By being landlords or personally knowing landlords.
I swear my uncle is a good landlord. Keeps prices low, I swear he doesn't rip off his renters. He would never do that.
If there were as many good landlords as I have heard this story we wouldn't have any problems Kyle, sit the fuck back down.
Assuming this comment isn't ironic: there is no such thing as a good landlord. Landlords are parasitic middlemen who live by leeching off the value created by workers. They contribute no value whatsoever.
This is admitted even in mainstream economics, its termed rent-seeking.
The people saying that are usually hoping to become landlords themselves.
My parents own multiple rental properties and completely straight face told me it's a charity cause they rent to people who can't afford homes.
Meanwhile I'm engaging with my mutual aid group every week handing out about 400 meals, and survival gear for people who can't afford anything.
Glad their fucking charity has turned enough profit to pay off the rentals, their main home, and their vacation spot though. /s
If they're making profit, how in the world can they possibly think it's charity?
I just found an article (from 1955) by my grandma where she argued that she prefers renting over building a house because she has more freedom that way. She can move more easily because she doesn't have to find a buyer for her house, she doesn't have to worry about something breaking because that's on the landlord to fix and she doesn't have to go into debt to live somewhere.

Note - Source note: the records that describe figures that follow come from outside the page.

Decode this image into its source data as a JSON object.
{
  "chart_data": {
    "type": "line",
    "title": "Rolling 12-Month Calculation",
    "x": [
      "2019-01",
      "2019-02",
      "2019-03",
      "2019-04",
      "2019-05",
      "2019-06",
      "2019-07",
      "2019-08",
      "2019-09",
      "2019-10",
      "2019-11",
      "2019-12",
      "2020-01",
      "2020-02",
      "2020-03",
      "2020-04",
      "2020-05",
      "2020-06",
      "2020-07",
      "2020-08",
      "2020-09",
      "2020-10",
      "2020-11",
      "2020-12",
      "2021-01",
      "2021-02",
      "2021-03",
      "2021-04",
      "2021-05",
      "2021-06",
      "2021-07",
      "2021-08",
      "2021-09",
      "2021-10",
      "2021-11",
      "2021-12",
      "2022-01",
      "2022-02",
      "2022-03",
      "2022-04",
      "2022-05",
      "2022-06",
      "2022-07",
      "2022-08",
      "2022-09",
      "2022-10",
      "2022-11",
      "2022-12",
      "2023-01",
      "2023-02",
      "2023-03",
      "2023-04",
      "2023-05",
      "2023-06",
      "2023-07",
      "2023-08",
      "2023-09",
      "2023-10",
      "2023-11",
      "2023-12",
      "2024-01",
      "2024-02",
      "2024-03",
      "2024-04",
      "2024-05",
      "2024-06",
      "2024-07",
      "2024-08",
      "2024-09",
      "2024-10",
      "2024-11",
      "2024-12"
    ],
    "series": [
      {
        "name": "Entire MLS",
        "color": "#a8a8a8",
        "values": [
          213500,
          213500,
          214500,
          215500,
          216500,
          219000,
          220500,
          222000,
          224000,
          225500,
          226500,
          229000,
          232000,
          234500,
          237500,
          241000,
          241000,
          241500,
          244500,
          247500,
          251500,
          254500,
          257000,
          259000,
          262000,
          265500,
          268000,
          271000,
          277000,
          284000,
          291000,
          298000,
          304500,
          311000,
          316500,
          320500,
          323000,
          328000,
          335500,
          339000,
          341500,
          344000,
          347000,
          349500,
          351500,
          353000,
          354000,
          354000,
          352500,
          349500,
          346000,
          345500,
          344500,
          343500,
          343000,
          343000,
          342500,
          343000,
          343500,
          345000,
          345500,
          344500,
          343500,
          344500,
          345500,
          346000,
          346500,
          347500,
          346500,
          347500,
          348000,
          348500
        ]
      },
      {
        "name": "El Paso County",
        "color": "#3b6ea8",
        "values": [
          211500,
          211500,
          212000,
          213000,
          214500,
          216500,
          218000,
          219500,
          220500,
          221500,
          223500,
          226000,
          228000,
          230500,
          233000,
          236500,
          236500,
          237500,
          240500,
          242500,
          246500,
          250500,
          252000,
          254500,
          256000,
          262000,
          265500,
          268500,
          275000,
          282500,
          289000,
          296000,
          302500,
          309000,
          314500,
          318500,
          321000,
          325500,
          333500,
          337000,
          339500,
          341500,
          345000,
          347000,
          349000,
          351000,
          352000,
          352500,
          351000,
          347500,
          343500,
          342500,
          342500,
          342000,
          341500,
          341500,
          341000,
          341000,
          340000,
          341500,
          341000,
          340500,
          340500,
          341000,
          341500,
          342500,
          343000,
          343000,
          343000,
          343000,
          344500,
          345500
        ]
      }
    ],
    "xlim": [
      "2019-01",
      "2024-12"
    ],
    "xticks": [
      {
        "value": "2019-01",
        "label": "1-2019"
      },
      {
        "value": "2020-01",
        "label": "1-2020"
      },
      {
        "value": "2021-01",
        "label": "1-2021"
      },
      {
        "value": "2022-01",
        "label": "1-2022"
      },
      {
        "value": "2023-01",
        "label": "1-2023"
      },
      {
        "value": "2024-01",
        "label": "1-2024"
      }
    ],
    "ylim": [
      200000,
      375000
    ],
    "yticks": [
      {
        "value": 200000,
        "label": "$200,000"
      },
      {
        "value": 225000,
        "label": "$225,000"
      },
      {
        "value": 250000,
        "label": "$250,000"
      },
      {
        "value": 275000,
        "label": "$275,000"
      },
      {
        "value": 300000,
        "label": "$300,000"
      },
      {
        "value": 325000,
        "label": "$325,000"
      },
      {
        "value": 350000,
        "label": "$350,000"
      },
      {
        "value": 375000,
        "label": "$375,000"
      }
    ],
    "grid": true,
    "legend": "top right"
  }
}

As far as I know she never owned a home, always rented. But all her kids bought houses.
Sure, but it sounds like she’s never been evicted for no reason.
And her rent probably didn't take 100 hours of labor a month.
I had a coworker liked that. He enjoyed renting because it meant having fewer responsibilities.
I disagreed, and countered that renting means being more dependent on somebody else. Some landlords are excellent at responding to repair calls, but there are so many more that will leave you hanging for an indetermined amount of time, while leaks continue or appliances break. Personally, I'd rather not have the quality of life in my own home be dependent on someone who doesn't really care about me.
Sadly, I don't have much of a choice. I would prefer being able to pick my own repair people or just fix simple things myself. Alas, like so many others, I work full time but remain stuck in the rent trap. Such freedom.
One of my coworkers said the same thing. After the third time they were forced to move they caved and bought a condo.
One of my big concerns is that access to psychological benefits of keeping a pet gets to be gatekept by the whims of someone else.
They kinda are necessary, given how they're the byproduct of capitalism's private property model and its commodification.
You could technically remove them by having the state manage all the housing, but that's overly idealistic given how that'd go against the ruling class interests which would cause heavy lobbying by big landowners. It would also make the state a monopoly landowner which would have its own implications.
In other words, they're necessary not because they're useful, but because of how dogshit the system is.
But but who will extract the remaining surplus value that the employers missed?